Uma nova forma de criar Construtechs e Proptechs dentro de empresas tradicionais do setor.

12 de maio de 2020

O mercado de construção e setor imobiliário vem se acostumando com a presença das Construtechs e Proptechs que trazem inovação ao setor e quebram paradigmas do mercado. O último mapa de construtechs e proptechs da Terracotta Ventures, mostra que hoje existem 702 empresas ativas no setor.

Startups como VivaReal, Quinto Andar, Loft, Tecverde, trouxeram modelos de negócios baseados em tecnologia, altamente escaláveis e com profissionais dotados de novos conjuntos de competências e adaptados a um novo jeito de trabalhar.

Naturalmente, as empresas tradicionais partiram em busca de inovação. Algumas motivadas pelo medo de perderem espaço para uma nova geração de empresas mais inovadoras, mais ágeis, e com cada vez mais recursos.

Outras desenvolveram um olhar estratégico, e perceberam o universo de oportunidades que poderiam ser exploradas por meio da inovação, tornando as empresas mais rentáveis e desenvolvendo novas linhas de negócio.

Contudo, muitos ainda têm dificuldade em entender o que diferencia uma grande empresa de uma startup. A maioria das pessoas focam em olhar para "o que" a startup está desenvolvendo, qual produto, qual tecnologia, qual o modelo de negócio.

O que resulta em conclusões do tipo "isso não vai dar certo", "nós também podemos fazer isso aqui dentro de casa", "já tentamos fazer e não funcionou". Curiosamente, toda grande inovação enfrenta os mesmos tipos de contestações, foi assim com Uber, Airbnb, Facebook, e muitas outras.

O que as empresas deveriam entender é que a inovação não está no O QUE a startup faz, mas sim no COMO ela está fazendo. A grande inovação de uma startup está em seu jeito de trabalhar e é isso que torna ela capaz de se mover mais rápido, ser mais inovadora, e atingir maior sucesso a ponto de dominar grandes mercados.

Como parte desse caminho, entram as novas competências exigidas na nova economia. Conjunto de habilidades e conhecimentos cujas empresas tradicionais ainda têm dificuldade em contratar.
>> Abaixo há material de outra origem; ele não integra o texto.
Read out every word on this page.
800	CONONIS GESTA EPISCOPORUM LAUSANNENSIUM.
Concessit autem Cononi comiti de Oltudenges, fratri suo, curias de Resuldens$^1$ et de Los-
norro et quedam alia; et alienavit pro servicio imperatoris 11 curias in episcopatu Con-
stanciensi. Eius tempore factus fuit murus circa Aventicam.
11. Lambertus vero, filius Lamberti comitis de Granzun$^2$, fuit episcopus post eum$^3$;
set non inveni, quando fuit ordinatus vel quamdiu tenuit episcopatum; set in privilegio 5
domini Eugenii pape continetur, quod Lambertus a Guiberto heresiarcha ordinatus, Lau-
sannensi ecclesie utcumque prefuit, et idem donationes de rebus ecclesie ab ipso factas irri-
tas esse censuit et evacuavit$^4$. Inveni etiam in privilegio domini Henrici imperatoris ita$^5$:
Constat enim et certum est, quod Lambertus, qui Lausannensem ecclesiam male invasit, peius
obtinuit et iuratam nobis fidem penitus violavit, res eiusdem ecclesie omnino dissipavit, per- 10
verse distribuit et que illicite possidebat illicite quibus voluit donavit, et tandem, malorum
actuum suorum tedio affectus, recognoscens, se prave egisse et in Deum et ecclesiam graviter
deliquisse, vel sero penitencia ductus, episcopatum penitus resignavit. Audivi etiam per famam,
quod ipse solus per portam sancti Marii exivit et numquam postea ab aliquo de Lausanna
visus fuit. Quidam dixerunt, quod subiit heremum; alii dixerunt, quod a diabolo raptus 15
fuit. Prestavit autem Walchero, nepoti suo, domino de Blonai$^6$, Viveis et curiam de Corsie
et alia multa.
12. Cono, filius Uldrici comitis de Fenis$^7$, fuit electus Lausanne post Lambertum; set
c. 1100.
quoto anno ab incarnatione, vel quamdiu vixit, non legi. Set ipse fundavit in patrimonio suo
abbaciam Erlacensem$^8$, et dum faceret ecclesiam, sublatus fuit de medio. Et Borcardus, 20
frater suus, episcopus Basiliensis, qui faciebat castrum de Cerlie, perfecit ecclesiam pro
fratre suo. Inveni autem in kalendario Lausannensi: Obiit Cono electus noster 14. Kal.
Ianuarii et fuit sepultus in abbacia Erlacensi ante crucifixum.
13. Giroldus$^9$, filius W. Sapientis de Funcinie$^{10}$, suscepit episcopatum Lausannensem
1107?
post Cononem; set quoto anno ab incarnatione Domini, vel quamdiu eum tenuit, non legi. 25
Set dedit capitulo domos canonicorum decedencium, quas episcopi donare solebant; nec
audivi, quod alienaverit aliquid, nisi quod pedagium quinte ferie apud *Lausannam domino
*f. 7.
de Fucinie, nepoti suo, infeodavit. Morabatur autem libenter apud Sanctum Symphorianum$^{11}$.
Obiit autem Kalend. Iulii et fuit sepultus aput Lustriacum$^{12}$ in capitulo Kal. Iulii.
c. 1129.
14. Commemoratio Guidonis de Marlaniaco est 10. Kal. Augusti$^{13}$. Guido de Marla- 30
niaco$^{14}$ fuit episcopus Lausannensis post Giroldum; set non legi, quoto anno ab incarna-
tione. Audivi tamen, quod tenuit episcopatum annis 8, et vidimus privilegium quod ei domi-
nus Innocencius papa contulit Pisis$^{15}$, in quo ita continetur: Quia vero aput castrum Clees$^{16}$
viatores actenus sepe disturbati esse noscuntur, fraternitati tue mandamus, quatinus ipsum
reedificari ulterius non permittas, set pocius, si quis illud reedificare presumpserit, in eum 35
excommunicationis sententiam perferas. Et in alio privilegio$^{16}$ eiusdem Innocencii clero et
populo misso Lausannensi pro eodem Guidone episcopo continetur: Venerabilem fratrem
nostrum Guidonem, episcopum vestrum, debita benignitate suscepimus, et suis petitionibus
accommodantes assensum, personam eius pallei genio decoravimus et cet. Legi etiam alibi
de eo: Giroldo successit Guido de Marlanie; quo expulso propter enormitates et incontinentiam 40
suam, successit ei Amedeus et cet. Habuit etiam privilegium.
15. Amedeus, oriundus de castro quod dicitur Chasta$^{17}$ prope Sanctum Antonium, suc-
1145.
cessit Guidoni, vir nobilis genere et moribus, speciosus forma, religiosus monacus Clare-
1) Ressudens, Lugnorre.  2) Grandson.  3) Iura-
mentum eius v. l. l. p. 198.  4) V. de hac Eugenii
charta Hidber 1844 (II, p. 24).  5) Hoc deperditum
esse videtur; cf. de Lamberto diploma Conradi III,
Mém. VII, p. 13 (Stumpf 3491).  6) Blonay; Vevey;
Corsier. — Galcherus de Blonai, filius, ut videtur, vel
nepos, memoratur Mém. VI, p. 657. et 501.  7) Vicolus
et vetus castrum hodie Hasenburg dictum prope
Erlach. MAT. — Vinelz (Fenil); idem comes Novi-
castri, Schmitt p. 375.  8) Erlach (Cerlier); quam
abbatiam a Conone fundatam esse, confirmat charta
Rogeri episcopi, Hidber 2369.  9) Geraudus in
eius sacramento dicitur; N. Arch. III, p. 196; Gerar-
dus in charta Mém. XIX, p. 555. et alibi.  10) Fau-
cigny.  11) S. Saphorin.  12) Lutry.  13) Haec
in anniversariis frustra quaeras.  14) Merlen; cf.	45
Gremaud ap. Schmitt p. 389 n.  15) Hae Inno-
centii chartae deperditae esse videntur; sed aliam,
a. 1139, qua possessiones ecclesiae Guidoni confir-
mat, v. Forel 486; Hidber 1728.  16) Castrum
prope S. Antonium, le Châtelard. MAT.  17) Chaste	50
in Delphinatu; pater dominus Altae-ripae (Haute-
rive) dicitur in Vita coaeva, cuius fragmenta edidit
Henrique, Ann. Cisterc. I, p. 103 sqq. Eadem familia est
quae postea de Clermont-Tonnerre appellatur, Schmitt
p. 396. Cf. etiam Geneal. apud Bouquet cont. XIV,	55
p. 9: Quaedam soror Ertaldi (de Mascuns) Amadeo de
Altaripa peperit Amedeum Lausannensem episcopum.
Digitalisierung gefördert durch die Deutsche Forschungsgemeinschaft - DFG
Em uma empresa como a Loft, você encontra 49 profissionais cuja a função dentro da empresa envolve a palavra "growth", faça o mesmo exercício no Quinto Andar e verá a presença de 80 profissionais. Agora, quantos profissionais com esse perfil e papel se encontram nas duas maiores imobiliárias do país juntas? 11 pessoas.

Por que isso importa?

Diferente do passado onde era possível estabelecer longos ciclos de planejamento estratégico, hoje vivemos em um mundo VUCA. Tudo é mais ágil e mais incerto.

As empresas que têm maior chance de sucesso são aquelas que desenvolvem a competência de se adaptar a novos contextos com maior velocidade e eficiência. Justamente essas são as duas características essenciais de uma startup.

Mas o que é uma startup?

Entre inúmeras definições, as mais aceita e difundida é do professor Steve Blank, uma das pessoas mais conhecidas no meio de inovação.

Na visão dele, startup é uma instituição temporária em busca de um modelo de negócio escalável e replicável trabalhando diante de cenários de extrema incerteza.

A metodologia base de toda startup envolve o lean onde a ideia central é você partir de hipóteses, realizar experimentos, apurar os resultados e ir ajustando o caminho repetindo esse ciclo quantas vezes for necessário até encontrar o objetivo desejado ou pivotar para uma nova direção descoberta no meio dessa jornada.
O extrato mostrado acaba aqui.